Turnhouse Hill (NT 212626, 506m)
Carnethy Hill (NT 203619, 573m)
Scald Law (NT 191611, 579m)
East Kip (NT 182608, 534m)
West Kip (NT 178606, 551m)
Black Hill (NT 188631, 501m)
17.3 kilometres
960m of ascent
I’ve looked down on the improbably pointy Pentland Hills from aircraft approaching Edinburgh airport, and I’ve looked up at them from the Edinburgh bypass road, and I’ve always felt I should visit them—but I never have, until now.
This far south, the Gaelic influence on place-names is slight, and it feels like walking into a different landscape—a place that seems more connected to the Borders and northern England in its toponymy. In the Pentlands there are cleughs (ravines) and knowes (knolls), rigs (ridges) and of course kips (pointed hills).
I parked at the Flotterstone Information Centre (which was closed ) and followed the path markers that indicated the way to Scald Law. The path (in places broad and eroded) takes you up the shoulder of Turnhouse Hill, from the top of which you’re confronted with a typically pointy Pentland—Carnethy Hill.
From Carnethy to Scald Law, from Scald Law to East Kip, from East Kip to West Kip … it’s a motorway path and a switchback ride along the old volcanic spine of the hills, with the town of Penicuik to the left, and the lovely steep-sided glen of the Logan Burn, with its two reservoirs, to the right.
I met plenty of people (including a young German couple high-fiving each other and doing a little jig on top of Scald Law, for some obscure reason) but encountered no wildlife— unless you count the world’s most phlegmatic herd of cattle, lounging around and chewing the cud in the dip between Carnethy and Scald Law.
It felt like I’d been too much on the beaten track. So I hunkered out of the wind just below the top of West Kip, and dug out the map. My plan had been to let down to the head of Loganlea reservoir at The Howe, and then to follow the road back down to Flotterstone. But with a bit of time to spare I thought I’d make a bit of a circuit of it, and go up and over Black Hill, too.
The Harvey’s 1:25000 map showed a path hooking around below West Kip and heading back in the direction I was looking for. I found it at NT 175604, a grassy vehicle track branching off to the right just before the main path reaches the gravel track that crosses through the pass between West Kip and Cap Law. This took me easily across curlew-haunted sheep pasture, and then deposited me at a bridge over the Logan Burn.
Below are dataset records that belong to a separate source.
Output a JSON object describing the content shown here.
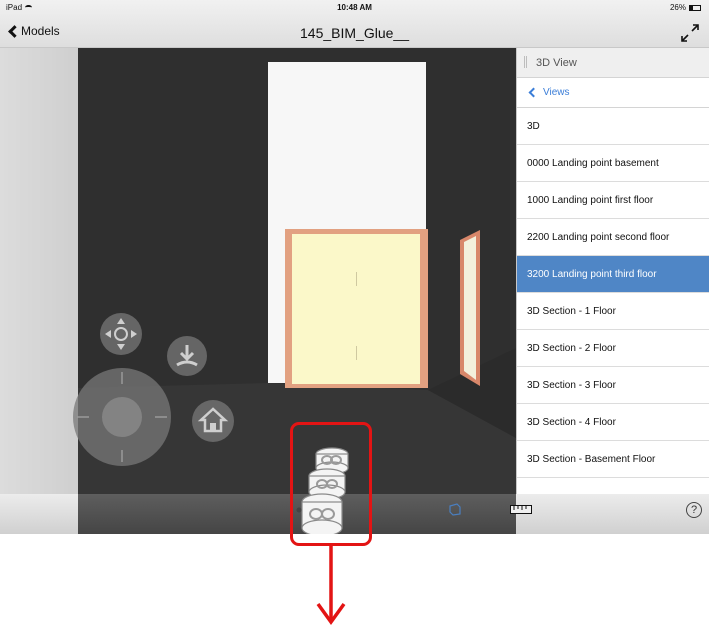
{
  "status_bar": {
    "carrier": "iPad",
    "time": "10:48 AM",
    "battery": "26%"
  },
  "nav": {
    "back_label": "Models",
    "title": "145_BIM_Glue__"
  },
  "panel": {
    "title": "3D View",
    "back_label": "Views",
    "items": [
      {
        "label": "3D"
      },
      {
        "label": "0000 Landing point basement"
      },
      {
        "label": "1000 Landing point first floor"
      },
      {
        "label": "2200 Landing point second floor"
      },
      {
        "label": "3200 Landing point third floor"
      },
      {
        "label": "3D Section - 1 Floor"
      },
      {
        "label": "3D Section - 2 Floor"
      },
      {
        "label": "3D Section - 3 Floor"
      },
      {
        "label": "3D Section - 4 Floor"
      },
      {
        "label": "3D Section - Basement Floor"
      }
    ],
    "selected_index": 4
  },
  "toolbar": {
    "help_label": "?"
  },
  "colors": {
    "accent": "#4f86c6",
    "link": "#3b7ed8",
    "annotation": "#e31414"
  },
  "icons": [
    "back-chevron-icon",
    "expand-icon",
    "pan-pad-icon",
    "look-down-icon",
    "home-icon",
    "elevation-level-icon",
    "section-cube-icon",
    "measure-ruler-icon",
    "help-icon"
  ]
}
Parties of people were tramping down the path from Green Cleugh towards the reservoir, and they looked a little alarmed when I crossed the bridge and then started straight up the steep heathery slope on the south shoulder of Black Hill (disconcertingly named The Pinnacle). I’d decided on the dirrettissima approach as I walked towards Black Hill, since the map showed no paths, and I couldn’t pick out any less steep lines on the side facing me, apart from a couple of bracken-stuffed gullies.
It wasn’t so bad—a hundred metres of ascent at forty-five degrees, across heather and rock. But, just after I started, a couple of sparrowhawks showed up, circling above me and emitting a continuous stream of alarm calls. I couldn’t for the life of me work out what I was doing to disturb a couple of tree-nesting birds on this treeless slope, but they kept at it until I was not only at the top of the steep stuff, but a few hundred metres on to the flat ground beyond. Stressed by their evident agitation, I suspect I made a much faster ascent than I might otherwise have done.
Black Hill itself produced some splendid views out over the Forth estuary towards the railway bridge and the two road bridges, new and old. Then I descended eastwards (steep heather again) to pick up a vehicle track in the col below Gask Hill. This took me down to the farmland at Logan House. Although the maps show this track terminating at the field boundary, it continues as a farm track down through the fields, and eventually gives access to the road via a rickety gate at NT 207632. (The fields were full of sheep, so this probably isn’t a good line of descent in lambing season.)
Then it was just a matter of following the road around Glencorse reservoir. Shortly after passing the dam, I turned off to follow a woodland path signposted to Flotterstone. Before linking up with my outward route, this took me past the site of some old settling ponds, and a rather intriguing circular building that I haven’t been able to find out anything about, so far.